Guerrero also touched on the unemployment concerns that the guidelines raise saying, “This plan prolongs unemployment for tens of thousands of people, hastens bankruptcy for families and small business owners adjacent to parks, and contributes to insolvency for local governments whose budgets rely on parks as an anchor economic driver.”

Another issue with the reopening guidelines is the different approaches for different sized parks. Guerrero shared that “While we appreciate the more nuanced approach in the guidance for smaller theme parks, keeping California’s larger parks closed is unfair and unreasonable. Based on the responsible reopening of parks in other countries and states, science and data do not support the indefinite closure of this iconic industry in California.”

She concluded saying, “Responsibly reopening amusement parks on a reasonable timeline can and should be done while we fight this pandemic – the two are not mutually exclusive. California’s theme parks and their phenomenal workforce are ready to reopen responsibly. Parks’ loyal guests are ready and the communities and local governments surrounding the parks are ready. We urge Governor Newsom to revise this guidance to allow for a reasonable and responsible reopening of California’s signature theme park industry in Tier 3.”

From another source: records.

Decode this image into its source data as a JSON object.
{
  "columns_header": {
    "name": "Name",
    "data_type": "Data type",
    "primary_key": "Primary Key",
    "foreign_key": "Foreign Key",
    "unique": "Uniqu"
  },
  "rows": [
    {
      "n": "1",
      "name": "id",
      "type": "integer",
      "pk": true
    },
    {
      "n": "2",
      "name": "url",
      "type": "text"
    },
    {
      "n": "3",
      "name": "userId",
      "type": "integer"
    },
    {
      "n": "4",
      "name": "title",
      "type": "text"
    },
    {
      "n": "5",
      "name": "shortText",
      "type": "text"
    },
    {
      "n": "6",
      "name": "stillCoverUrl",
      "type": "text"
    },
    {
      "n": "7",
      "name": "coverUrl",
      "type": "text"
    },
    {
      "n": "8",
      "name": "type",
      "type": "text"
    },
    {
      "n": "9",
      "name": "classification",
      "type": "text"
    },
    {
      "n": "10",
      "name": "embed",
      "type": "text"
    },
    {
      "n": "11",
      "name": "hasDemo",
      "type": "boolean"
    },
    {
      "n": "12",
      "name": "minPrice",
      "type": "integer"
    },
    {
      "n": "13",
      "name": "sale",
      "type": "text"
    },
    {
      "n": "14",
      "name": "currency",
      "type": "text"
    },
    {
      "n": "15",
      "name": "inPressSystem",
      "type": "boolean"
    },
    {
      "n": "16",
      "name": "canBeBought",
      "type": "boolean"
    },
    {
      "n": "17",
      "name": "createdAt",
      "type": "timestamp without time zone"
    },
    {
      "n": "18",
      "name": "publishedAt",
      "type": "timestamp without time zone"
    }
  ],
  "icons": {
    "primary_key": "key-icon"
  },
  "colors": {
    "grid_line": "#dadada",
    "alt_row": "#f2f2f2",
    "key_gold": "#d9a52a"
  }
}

Dr. Clayton Chau, Director, Orange County Health Care Agency

Dr. Clayton Chau, the Director for the Orange County Health Care Agency had a dire perspective on the reopening guidelines. He also felt that beyond giving a dismal outlook for the future of the county, that the guidelines are unfair.

Dr. Chau said, “I think for a large county like us, especially a county with institution of higher education where folks [are] coming in from outside the county and outside the state, I think it’s going to be very hard to achieve the yellow tier.”

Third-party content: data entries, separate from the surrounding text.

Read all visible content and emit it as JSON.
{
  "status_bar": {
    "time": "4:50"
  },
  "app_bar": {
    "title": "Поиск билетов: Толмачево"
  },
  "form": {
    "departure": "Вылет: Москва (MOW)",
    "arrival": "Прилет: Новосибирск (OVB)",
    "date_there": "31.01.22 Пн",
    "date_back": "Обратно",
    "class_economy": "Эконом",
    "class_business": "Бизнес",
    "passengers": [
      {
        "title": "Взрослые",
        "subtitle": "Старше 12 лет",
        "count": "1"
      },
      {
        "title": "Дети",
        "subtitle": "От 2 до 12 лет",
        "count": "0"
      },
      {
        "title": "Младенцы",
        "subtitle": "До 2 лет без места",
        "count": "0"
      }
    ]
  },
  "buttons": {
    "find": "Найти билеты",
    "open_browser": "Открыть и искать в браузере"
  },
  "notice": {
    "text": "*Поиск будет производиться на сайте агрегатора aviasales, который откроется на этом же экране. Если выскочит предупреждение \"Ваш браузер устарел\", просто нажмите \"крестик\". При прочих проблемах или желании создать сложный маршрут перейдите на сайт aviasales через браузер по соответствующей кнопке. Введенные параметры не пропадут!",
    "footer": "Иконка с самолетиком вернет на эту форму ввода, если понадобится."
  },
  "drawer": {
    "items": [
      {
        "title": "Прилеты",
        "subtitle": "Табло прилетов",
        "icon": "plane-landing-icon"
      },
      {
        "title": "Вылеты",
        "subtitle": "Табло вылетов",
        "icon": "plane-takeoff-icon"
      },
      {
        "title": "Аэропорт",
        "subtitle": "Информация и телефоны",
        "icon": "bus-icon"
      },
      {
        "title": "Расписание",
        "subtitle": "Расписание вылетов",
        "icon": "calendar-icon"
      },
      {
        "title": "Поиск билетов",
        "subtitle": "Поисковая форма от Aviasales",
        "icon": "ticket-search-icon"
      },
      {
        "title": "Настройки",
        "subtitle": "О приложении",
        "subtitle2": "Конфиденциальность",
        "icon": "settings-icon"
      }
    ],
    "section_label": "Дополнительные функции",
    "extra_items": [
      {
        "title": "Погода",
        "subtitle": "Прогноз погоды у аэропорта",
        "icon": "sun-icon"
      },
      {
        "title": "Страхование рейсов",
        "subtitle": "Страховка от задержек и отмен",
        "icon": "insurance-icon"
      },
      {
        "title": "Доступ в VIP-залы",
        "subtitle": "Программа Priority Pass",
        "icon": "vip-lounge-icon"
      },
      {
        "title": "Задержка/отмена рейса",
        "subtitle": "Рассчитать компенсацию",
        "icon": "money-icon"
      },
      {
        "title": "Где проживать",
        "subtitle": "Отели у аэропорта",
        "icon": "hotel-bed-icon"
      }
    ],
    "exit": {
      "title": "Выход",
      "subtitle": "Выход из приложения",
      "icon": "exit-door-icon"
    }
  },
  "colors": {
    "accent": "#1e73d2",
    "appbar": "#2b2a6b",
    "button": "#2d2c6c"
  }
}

Chau was also uncertain as to when Orange County could make it into the yellow tier. He said that, “It depends on when the vaccine will come as well as how many doses [are] available for our populations as well as how many of our residents will readily accept the vaccine – those are the three factors that will determine how soon we can get to the yellow tier.”

Chau concluded by saying, “Personally, I think that we can look forward to a yellow tier by next summer, hopefully. Hopefully.”

Castle Inn, Bharat Patel

The Castle Inn has been a well-known landmark on Harbor Boulevard for years. Unfortunately, this may not be the case for much longer. Bharat Patel shared, “I don’t think we can hold on much longer.” Both the business and employees have been struggling since the Castle Inn closed in March. It is one of many businesses around the Disneyland Resort in Anaheim that is currently facing extinction as the Disneyland Resort continues to remain closed.

Many other businesses around the Disneyland Resort are struggling to survive without the added draw of the Disneyland Resort to bring business to their doors. A study on the economic impact of the Disneyland Resort on the community found that it generated $23 million in daily revenue for the Southern California economy. The Disneyland Resort itself generated $10.8 million daily according to the study from MoffettNathanson.

What will happen next in regards to reopening the Disneyland Resort and the impact of local businesses currently is unknown. What their options are at this point also are unknown and appear to be quite limited.